The bar today still feels a bit old-timey – the dark lighting keeps a certain air of mystery while oil paintings of naked ‘50s pin-up girls harken back to another time. The old jukebox may have been upgraded to a digital version, but the drinks are still strong and the pool tables still warped from years of spills. Nowadays, the Reno Room’s patrons are a mix of all sorts of Long Beach locals, both old and young, natives and transplants, blue collar and young professionals.
Reno Room: 3400 E Broadway, (562) 438-4590
Ma ‘N Pa Grocery
Make a visit to Ma ‘N Pa Grocery in Belmont Heights and you may think you just walked onto the set of an old Western film. Made entirely of wood and featuring an actual saloon door entrance, this little shop feels more like an old general store rather than a beach town market. Even stranger is the fact that Ma ‘N Pa’s is the only business on its block. Nestled in a small residential neighborhood, the house that holds Ma ‘N Pa’s was built as a family home in 1922, but it wasn’t long before it was converted into the grocery store and restaurant combo it is today.
The food at Ma ‘N Pa Grocery is classic Americana cuisine. Their house burger, made with all fresh and organic ingredients, will put you back $5. You can enjoy it at one of the tables outside under the shade of an old Coca Cola umbrella, while reading a book from the store’s lending library. All the food served is made with ingredients from the grocery, including the “locally world famous” beef jerky, which is seasoned and dried on the premises.
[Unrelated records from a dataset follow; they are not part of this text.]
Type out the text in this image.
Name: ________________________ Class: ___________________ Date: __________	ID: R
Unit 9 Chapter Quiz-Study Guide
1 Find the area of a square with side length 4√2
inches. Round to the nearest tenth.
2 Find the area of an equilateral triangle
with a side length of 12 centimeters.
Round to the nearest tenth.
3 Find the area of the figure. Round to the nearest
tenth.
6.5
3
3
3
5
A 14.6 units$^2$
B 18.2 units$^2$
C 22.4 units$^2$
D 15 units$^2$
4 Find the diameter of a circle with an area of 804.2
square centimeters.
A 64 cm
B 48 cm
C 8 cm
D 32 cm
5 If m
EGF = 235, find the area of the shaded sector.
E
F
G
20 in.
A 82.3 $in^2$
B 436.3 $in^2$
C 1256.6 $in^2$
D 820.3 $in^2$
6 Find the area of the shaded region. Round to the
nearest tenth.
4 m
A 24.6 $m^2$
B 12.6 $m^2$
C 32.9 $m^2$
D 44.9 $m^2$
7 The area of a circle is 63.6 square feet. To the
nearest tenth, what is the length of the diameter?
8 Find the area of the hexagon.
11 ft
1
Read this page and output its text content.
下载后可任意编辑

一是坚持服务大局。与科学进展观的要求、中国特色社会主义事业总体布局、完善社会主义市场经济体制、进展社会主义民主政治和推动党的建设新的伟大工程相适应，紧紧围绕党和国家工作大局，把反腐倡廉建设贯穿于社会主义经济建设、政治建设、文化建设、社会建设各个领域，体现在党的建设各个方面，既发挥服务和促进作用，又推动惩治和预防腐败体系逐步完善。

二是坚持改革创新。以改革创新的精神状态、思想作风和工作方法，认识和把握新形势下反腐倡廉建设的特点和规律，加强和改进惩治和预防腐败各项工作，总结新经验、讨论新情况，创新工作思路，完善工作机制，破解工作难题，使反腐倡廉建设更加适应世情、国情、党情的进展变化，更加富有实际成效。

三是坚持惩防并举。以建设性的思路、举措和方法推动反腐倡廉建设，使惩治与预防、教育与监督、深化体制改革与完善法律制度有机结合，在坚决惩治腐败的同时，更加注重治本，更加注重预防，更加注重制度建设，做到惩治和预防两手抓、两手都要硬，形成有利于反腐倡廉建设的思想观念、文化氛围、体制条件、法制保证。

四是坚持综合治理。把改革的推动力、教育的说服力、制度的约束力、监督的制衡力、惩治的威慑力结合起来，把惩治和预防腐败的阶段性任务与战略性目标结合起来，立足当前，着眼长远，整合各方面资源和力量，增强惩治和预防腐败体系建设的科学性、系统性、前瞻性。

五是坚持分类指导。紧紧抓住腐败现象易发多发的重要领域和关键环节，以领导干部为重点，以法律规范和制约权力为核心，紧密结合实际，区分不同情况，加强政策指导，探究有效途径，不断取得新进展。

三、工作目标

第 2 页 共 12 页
Ma ‘N Pa Grocery: 346 Roycroft Avenue, (562) 438-4084
Belmont Brewing Company
Belmont Brewing Company cofounders David Lott and David Hansen met in graduate school at UCLA in the ‘70s. Back in those days, the craft beer scene was in its infancy and mainly situated on the East Coast. By the late 1980’s a few breweries had popped up in California, including Karl Strauss in San Diego and Sierra Nevada in Chico, but the City of Angels hadn’t yet gotten into the game. Inspired by a dream of bringing better beer to LA, Lott and Hansen decided to take on the challenge. After raising money by selling shares to family and friends, they opened the Belmont Brewing Company in 1990, making it the very first brewpub in the greater Los Angeles area.
Back in the early ‘90s, Belmont Shore was not the booming cultural scene it is today and thus it took some time for BBC to get off the ground. However, as the area began to improve, their meticulously cultivated house brews and primo location right off the beach helped draw in the crowds. Nowadays, with the rising popularity of microbreweries and craft beers, including LA’s own Angel City and Golden Road, the Belmont Brewing Company is doing better than ever. Brewer David Blackwell, who has been with BBC since 1999, has mastered his award-winning house beers - the Marathon (blonde ale), Top Sail (amber ale), Long Beach Crude (stout), Strawberry Blonde (blonde ale) and the Pale Ale – as well as his rotating tap of seasonal brews. Order them in a flight or in one of Blackwell’s signature blends and enjoy with a view of the beautiful Belmont Shore bluffs.